Intervention de Jean-Pierre Marguénaud

Réunion du 8 juin 2016 à 16h30
Commission d'enquête sur les conditions d'abattage des animaux de boucherie dans les abattoirs français

Jean-Pierre Marguénaud, professeur à l'Université de Limoges :

L'ajout à l'article 515-14 du code civil d'une référence aux impératifs biologiques de l'espèce, madame Abeille, n'aurait pas changé grand-chose pour les animaux d'abattoir : une fois qu'ils en ont franchi la porte, les conditions compatibles avec lesdits impératifs ne me paraissent pas devoir revêtir une signification pendant bien longtemps… Je pense même que l'absence à cet article de référence aux impératifs biologiques de l'espèce est une bonne chose dans la mesure où, du coup, l'article L. 214-1 du code rural n'a pas été abrogé. Le fait que l'article 515-14 précise que « les animaux sont des êtres vivants doués de sensibilité », sans autre précision, permet la protection de la sensibilité des animaux sauvages, sans propriétaires et d'ores et déjà placés dans des conditions compatibles avec les impératifs biologiques de leur espèce. Vous l'avez d'ailleurs fort bien compris, puisque je crois me souvenir qu'en 2014 vous aviez fait voter par la commission du développement durable un amendement étendant, au nom de la cohérence avec le futur article, la répression des actes de cruauté envers les animaux sauvages.

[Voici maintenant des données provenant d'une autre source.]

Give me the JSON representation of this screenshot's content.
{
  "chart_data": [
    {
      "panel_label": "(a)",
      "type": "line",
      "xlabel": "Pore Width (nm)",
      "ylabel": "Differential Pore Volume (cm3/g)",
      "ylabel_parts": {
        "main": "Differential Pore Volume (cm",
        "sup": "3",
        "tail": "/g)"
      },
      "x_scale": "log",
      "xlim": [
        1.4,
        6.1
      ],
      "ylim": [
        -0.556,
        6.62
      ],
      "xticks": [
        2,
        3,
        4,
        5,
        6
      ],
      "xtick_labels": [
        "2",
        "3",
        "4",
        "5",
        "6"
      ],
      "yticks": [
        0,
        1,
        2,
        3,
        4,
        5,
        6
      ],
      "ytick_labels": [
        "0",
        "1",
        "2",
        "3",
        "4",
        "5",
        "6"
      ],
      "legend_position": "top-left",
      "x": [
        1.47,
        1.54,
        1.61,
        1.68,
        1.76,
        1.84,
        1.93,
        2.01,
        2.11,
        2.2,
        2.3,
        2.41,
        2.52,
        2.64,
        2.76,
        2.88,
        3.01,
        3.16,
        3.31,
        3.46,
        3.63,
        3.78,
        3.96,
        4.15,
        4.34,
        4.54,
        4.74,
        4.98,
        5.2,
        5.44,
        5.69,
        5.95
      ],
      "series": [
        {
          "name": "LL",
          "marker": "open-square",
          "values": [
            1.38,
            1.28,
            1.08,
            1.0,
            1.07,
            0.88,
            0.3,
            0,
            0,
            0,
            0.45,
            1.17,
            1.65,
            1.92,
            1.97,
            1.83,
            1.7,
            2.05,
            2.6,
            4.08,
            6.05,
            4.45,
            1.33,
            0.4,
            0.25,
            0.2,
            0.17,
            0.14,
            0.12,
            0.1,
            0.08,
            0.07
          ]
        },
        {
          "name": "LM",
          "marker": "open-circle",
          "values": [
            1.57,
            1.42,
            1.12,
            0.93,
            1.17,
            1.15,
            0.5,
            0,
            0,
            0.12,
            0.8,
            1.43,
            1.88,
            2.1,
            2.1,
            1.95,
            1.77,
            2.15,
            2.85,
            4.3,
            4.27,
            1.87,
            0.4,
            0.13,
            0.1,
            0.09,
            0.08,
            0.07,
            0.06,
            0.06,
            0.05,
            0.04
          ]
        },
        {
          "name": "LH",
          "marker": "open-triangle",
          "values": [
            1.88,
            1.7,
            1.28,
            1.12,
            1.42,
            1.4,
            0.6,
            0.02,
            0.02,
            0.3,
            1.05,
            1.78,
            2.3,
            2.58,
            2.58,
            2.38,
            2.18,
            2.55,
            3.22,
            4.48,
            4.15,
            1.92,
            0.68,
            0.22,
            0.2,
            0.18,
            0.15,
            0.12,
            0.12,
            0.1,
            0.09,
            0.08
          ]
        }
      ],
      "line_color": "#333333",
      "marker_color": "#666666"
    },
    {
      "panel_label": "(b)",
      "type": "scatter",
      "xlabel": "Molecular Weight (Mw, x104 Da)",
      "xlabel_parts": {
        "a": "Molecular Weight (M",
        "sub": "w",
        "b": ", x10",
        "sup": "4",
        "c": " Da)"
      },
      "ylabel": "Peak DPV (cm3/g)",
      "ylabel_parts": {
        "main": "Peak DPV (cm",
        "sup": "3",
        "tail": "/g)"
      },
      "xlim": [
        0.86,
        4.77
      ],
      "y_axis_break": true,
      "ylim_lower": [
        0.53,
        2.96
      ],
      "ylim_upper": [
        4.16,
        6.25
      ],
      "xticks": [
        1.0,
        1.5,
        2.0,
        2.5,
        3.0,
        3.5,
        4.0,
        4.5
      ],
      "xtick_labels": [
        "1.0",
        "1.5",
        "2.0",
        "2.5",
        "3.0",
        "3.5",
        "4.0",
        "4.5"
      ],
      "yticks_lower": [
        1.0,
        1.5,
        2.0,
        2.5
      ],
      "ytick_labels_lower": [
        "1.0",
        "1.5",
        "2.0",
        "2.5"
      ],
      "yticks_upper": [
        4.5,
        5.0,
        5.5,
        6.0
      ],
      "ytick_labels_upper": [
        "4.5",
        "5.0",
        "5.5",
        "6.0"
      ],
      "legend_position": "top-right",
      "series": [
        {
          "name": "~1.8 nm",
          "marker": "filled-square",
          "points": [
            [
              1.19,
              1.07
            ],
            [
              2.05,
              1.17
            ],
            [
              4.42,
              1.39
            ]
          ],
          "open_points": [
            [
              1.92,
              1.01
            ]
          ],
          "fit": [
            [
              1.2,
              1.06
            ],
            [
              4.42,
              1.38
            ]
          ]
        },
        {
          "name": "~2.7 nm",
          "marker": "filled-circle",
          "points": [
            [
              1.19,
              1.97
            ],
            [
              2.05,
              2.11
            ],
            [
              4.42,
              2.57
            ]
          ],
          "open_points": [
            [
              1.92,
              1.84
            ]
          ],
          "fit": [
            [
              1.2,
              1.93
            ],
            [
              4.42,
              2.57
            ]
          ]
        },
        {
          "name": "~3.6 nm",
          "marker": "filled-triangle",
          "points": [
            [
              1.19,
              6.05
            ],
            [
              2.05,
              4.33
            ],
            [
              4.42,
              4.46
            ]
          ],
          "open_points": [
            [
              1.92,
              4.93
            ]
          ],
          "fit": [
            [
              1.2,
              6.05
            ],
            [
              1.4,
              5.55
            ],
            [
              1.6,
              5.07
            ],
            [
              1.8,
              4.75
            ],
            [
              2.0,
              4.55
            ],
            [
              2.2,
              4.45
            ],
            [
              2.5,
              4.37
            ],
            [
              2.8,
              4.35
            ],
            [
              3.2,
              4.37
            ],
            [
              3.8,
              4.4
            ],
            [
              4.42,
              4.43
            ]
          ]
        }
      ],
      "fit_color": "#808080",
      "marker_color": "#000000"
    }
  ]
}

Le Québec a lui aussi modifié son code civil, le 4 décembre 2015, en s'inspirant directement de la réforme française et l'article correspondant se réfère aux impératifs biologiques de l'espèce. Seulement, ce pays était tellement en retard qu'il n'avait pas l'équivalent de l'article L. 214-1 de notre code rural. Cela consolide notre avance…

On a également évoqué la nécessité. Du point de vue strictement juridique un point me paraît assez intéressant. Jusqu'en 1999, les actes visés par l'article 521-1 du code pénal qui, aujourd'hui, réprime « le fait, publiquement ou non, d'exercer des sévices graves, ou de nature sexuelle, ou de commettre un acte de cruauté envers un animal […] », étaient les actes commis « sans nécessité ». Si cette dernière disposition a été supprimée en 1999, elle subsiste dans les contraventions pour mauvais traitements et atteintes volontaires à la vie des animaux domestiques, apprivoisés ou tenus en captivité. Par souci de cohérence, il conviendrait de supprimer, dans ce dernier cas, la référence à la nécessité, à l'occasion de la réforme du code pénal.